Baba Tuncay Türkmen, oğluna uyan karaciğerini vererek hayatta tutmaya çalıştı. Ancak ailenin torunları Berkecan için doktorların “20 yıl yaşar” sözü üzerine ikinci kez dünyası başına yıkıldı. Oğlunun ikinci kez acı haberi alması üzerine uyuşturucuya bulaştığını söyleyen anne Gülten Türkmen, memleketi Zonguldak’a geldi.

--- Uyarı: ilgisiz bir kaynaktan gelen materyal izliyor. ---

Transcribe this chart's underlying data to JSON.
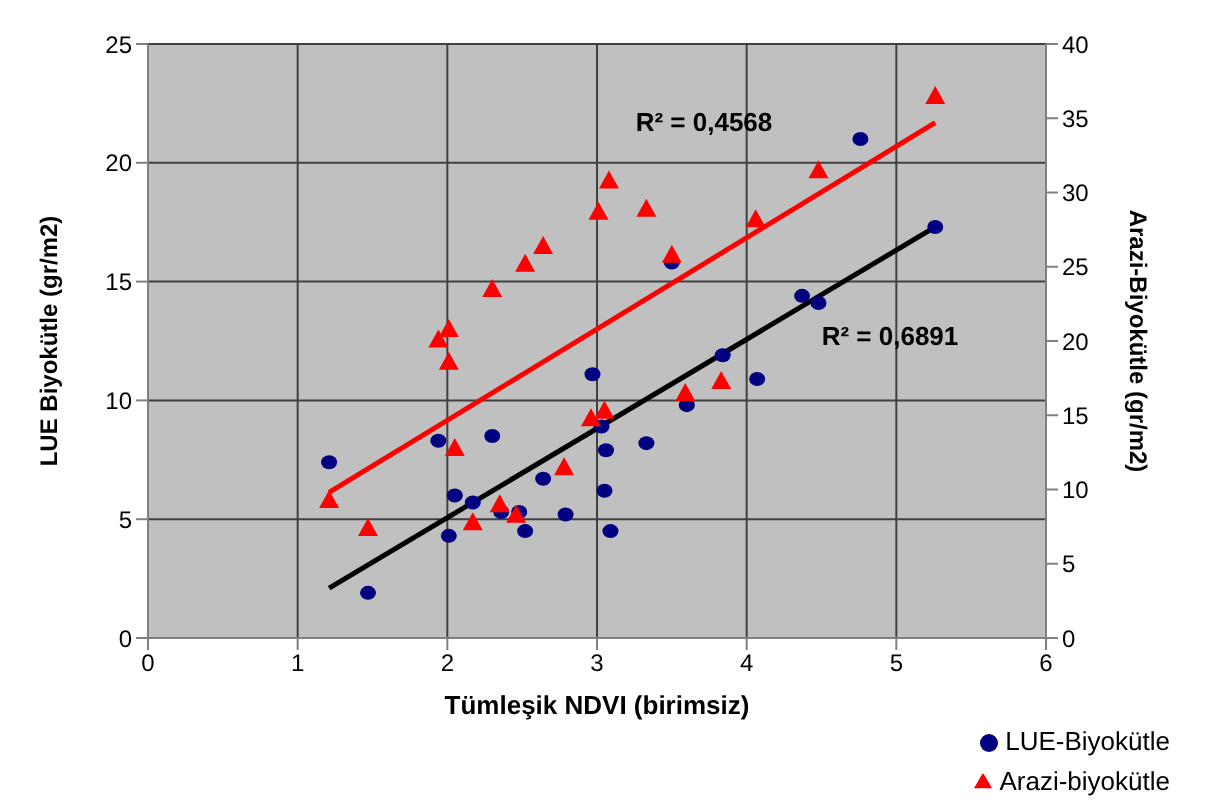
{
  "chart_data": {
    "type": "scatter",
    "xlabel": "Tümleşik NDVI (birimsiz)",
    "ylabel": "LUE Biyokütle (gr/m2)",
    "y2label": "Arazi-Biyokütle (gr/m2)",
    "xlim": [
      0,
      6
    ],
    "xticks": [
      0,
      1,
      2,
      3,
      4,
      5,
      6
    ],
    "ylim": [
      0,
      25
    ],
    "yticks": [
      0,
      5,
      10,
      15,
      20,
      25
    ],
    "y2lim": [
      0,
      40
    ],
    "y2ticks": [
      0,
      5,
      10,
      15,
      20,
      25,
      30,
      35,
      40
    ],
    "grid": true,
    "legend": "bottom right",
    "annotations": [
      "R² = 0,4568",
      "R² = 0,6891"
    ],
    "series": [
      {
        "name": "LUE-Biyokütle",
        "marker": "circle",
        "color": "#000080",
        "x": [
          1.21,
          1.47,
          1.94,
          2.01,
          2.05,
          2.17,
          2.3,
          2.36,
          2.48,
          2.52,
          2.64,
          2.79,
          2.97,
          3.03,
          3.06,
          3.05,
          3.09,
          3.33,
          3.5,
          3.6,
          3.84,
          4.07,
          4.37,
          4.48,
          4.76,
          5.26
        ],
        "values": [
          7.4,
          1.9,
          8.3,
          4.3,
          6.0,
          5.7,
          8.5,
          5.3,
          5.3,
          4.5,
          6.7,
          5.2,
          11.1,
          8.9,
          7.9,
          6.2,
          4.5,
          8.2,
          15.8,
          9.8,
          11.9,
          10.9,
          14.4,
          14.1,
          21.0,
          17.3
        ]
      },
      {
        "name": "Arazi-biyokütle",
        "marker": "triangle",
        "axis": "y2",
        "color": "#ff0000",
        "x": [
          1.21,
          1.47,
          1.94,
          2.01,
          2.01,
          2.05,
          2.17,
          2.3,
          2.35,
          2.46,
          2.52,
          2.64,
          2.78,
          2.96,
          3.01,
          3.05,
          3.08,
          3.33,
          3.5,
          3.59,
          3.83,
          4.06,
          4.48,
          5.26
        ],
        "values": [
          9.3,
          7.4,
          20.1,
          20.8,
          18.6,
          12.8,
          7.8,
          23.5,
          9.0,
          8.3,
          25.2,
          26.4,
          11.5,
          14.8,
          28.7,
          15.3,
          30.8,
          28.9,
          25.8,
          16.5,
          17.3,
          28.2,
          31.5,
          36.5
        ]
      },
      {
        "type": "line",
        "marker": "none",
        "color": "#000000",
        "x": [
          1.21,
          5.26
        ],
        "values": [
          2.1,
          17.3
        ]
      },
      {
        "type": "line",
        "marker": "none",
        "axis": "y2",
        "color": "#ff0000",
        "x": [
          1.21,
          5.26
        ],
        "values": [
          9.8,
          34.7
        ]
      }
    ]
  }
}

Anneannesinden kalan evine bakmak için mahallesine gelen Gülten Türkmen, bir şok daha yaşadı. Kullanılamaz hale gelen ev karşısında şaşıran Türkmen, hayırseverlere çağrıda bulundu. Eşyalarını ve ailesini Zonguldak’a getirmek isteyen Türkmen, oğlunu da uyuşturucudan kurtarmak istiyor.
“PALYAÇOLUK YAPIYORUM”
Palyaçoluk yaparak evini geçindirdiğini ifade eden 40 yaşındaki acılı anne, oğlunu geceleri sokaktan topladığını söyledi. Yaşadığı dramı anlatırken gözyaşlarına da hakim olamayan anne Gülten Türkmen, şöyle dedi:
“Sefaköy’de oturuyordum. Bizim bebeğimiz meydana geldi. Doğuştan karaciğer sirozuydu. Doktora getirdik. Doktorlar pek anlayamadı. Bize beş ay sonra torunumun karaciğer sirozu olduğunu anlattılar. Çok kötü şeyler oldu, dünya başımıza yıkıldı. Karaciğer vermemiz halinde torunumun yaşayabileceğini söylediler. Oğlumun ciğeri uydu. Oğlumun karaciğerinin dokuları uyduğu için oğluna kendi karaciğerini verdi. Bu yüzden askere de alınmadı. Şu an çalışmıyor. Sigortalı işe de alınmıyor. Torunumun doktoru ile görüşme yaptık. Genelde karaciğer nakli olanların 20 seneden fazla yaşamadığını söylediler. En fazla 20 sene yaşayabileceğini söylediler. Bizim de psikolojimiz tamamen dağıldı. Şu an oğlum psikolojisi bozulduğu için bonzai denen bir maddeye başladı. Oğlum benim psikolojimi de bozdu. Sokaklarda her akşam oğlumu arıyorum. Her akşam sokaklara çıkıyorum. Oğluma sahip çıkmaya çalışıyorum. Oğlumun dört kere kalbi durdu. Sokakta hep buluyorlar. Ambulansla hastaneye getirip kalbini çalıştırıyorlar. Yine de ben oğlumu bırakmıyorum, sahip çıkmaya çalışıyorum."
"TEHDİT ALIYORUM"
Oğlunu uyuşturucudan uzak tutmaya çalışırken bir taraftan da tehditler aldığını söyleyen Gülten Türkmen, çaresizliğini şöyle anlattı:
"Gelinime, torunuma ve oğluma ben bakıyorum. Palyaçoluk yaparak geçinmeye çalışıyorum. Yakalattığım insanlardan birisi 14 sene hapis cezası aldı. Ben şu anda onlardan tehdit alıyorum. Semtimi değiştirdim. Şu an hala tehdit alıyorum. Zonguldak’a gelmek istiyorum. Maddi durumum çok kötü gelemiyorum. Anneannemden kalan bir ev vardı ona bakmaya geldim. Burası da çok kötü. Kalacak yer yok. Evimi de getiremiyorum. Oğlumu öldürecekler onu mu bekleyeyim? Bonzai içiriyorlar diye sahip çıktım diye mi bunlar başıma geliyor. Duyarlıyım diye mi ben bunu hak ettim? Devlet sahip çıkmıyor. Devlete de gittim söyledim ama kimse sahip çıkmıyor.”